Psychometric Alignment: Capturing Human Knowledge Distributions via Language Models
Joy He-Yueya, Wanjing Anya Ma, Kanishk Gandhi, Benjamin W. Domingue, Emma Brunskill, Noah D. Goodman
TL;DR
This work tackles the challenge of using language models to mimic human knowledge distributions rather than simply producing correct answers. It introduces psychometric alignment, a metric based on Item Response Theory that quantifies how well LM-derived item difficulties align with human item difficulties by computing the correlation between $b$-parameters across domains. The approach is validated via psychometric simulations and applied to three real-world domains (Eedi, WordBank, Duolingo), revealing substantial misalignment that can be mitigated through persona-based prompting and domain-specific fine-tuning, with smaller models sometimes outperforming larger ones. The results highlight the importance of distribution-focused evaluation for LM-based population simulations and provide practical guidance for improving alignment in educational and policy-relevant applications. This metric can help diagnose representation gaps and inform data collection and model adaptation to better reflect human populations.
Abstract
Language models (LMs) are increasingly used to simulate human-like responses in scenarios where accurately mimicking a population's behavior can guide decision-making, such as in developing educational materials and designing public policies. The objective of these simulations is for LMs to capture the variations in human responses, rather than merely providing the expected correct answers.

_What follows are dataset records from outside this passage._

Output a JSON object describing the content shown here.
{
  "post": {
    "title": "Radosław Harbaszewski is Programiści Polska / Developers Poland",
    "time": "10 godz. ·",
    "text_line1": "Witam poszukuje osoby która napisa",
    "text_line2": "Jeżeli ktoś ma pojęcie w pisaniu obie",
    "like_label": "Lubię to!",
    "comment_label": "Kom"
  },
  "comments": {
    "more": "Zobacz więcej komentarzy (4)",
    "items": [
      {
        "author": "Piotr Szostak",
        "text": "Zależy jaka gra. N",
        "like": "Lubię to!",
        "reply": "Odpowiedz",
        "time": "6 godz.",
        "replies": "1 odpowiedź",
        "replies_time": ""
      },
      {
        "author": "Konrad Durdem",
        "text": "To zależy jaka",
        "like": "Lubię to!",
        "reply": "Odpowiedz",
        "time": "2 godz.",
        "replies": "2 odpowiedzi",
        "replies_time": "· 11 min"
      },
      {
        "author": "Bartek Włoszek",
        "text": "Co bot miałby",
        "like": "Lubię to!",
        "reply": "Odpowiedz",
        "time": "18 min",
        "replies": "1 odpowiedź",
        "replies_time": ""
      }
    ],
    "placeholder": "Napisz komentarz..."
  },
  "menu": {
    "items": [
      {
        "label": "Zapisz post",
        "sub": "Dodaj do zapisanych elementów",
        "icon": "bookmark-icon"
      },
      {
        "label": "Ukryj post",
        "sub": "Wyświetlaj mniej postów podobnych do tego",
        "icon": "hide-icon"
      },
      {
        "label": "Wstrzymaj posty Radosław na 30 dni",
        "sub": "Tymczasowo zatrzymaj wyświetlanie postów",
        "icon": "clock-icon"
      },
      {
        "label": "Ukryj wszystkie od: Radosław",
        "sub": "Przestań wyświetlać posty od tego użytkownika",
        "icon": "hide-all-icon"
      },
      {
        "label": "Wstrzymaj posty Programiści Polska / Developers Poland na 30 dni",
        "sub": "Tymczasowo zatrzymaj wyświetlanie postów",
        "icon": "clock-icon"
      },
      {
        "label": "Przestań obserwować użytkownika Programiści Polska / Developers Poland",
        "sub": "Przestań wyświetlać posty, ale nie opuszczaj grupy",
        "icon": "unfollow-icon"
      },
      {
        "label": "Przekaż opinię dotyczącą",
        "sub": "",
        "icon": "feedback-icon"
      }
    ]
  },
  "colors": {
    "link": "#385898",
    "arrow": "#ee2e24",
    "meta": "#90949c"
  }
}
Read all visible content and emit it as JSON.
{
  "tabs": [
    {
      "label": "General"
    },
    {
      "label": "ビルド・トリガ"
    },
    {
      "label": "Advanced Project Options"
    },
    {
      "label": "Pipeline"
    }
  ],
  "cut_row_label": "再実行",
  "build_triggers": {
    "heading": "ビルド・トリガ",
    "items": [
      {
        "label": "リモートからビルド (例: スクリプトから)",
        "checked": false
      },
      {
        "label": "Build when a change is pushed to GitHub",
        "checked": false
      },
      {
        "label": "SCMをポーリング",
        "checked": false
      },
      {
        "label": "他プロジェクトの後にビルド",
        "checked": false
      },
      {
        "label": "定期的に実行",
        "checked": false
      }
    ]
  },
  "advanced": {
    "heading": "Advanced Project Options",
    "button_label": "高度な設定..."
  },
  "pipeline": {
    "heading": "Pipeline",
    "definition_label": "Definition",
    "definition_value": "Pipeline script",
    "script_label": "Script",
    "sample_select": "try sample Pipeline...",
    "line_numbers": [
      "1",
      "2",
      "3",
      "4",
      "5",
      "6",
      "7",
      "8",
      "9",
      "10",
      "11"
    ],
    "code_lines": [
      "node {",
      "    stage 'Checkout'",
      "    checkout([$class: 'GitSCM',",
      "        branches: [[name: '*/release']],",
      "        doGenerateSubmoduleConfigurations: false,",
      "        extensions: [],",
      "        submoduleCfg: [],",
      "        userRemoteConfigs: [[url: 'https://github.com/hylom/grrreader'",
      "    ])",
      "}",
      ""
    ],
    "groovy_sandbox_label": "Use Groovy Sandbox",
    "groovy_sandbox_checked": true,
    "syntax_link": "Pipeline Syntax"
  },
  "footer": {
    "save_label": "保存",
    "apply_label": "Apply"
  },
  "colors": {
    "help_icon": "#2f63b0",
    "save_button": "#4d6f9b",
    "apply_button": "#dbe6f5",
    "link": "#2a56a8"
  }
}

Prior work has shown that LMs often generate unrealistically accurate responses, but there are no established metrics to quantify how closely the knowledge distribution of LMs aligns with that of humans. To address this, we introduce "psychometric alignment," a metric that measures the extent to which LMs reflect human knowledge distribution. Assessing this alignment involves collecting responses from both LMs and humans to the same set of test items and using Item Response Theory to analyze the differences in item functioning between the groups. We demonstrate that our metric can capture important variations in populations that traditional metrics, like differences in accuracy, fail to capture. We apply this metric to assess existing LMs for their alignment with human knowledge distributions across three real-world domains. We find significant misalignment between LMs and human populations, though using persona-based prompts can improve alignment. Interestingly, smaller LMs tend to achieve greater psychometric alignment than larger LMs. Further, training LMs on human response data from the target distribution enhances their psychometric alignment on unseen test items, but the effectiveness of such training varies across domains.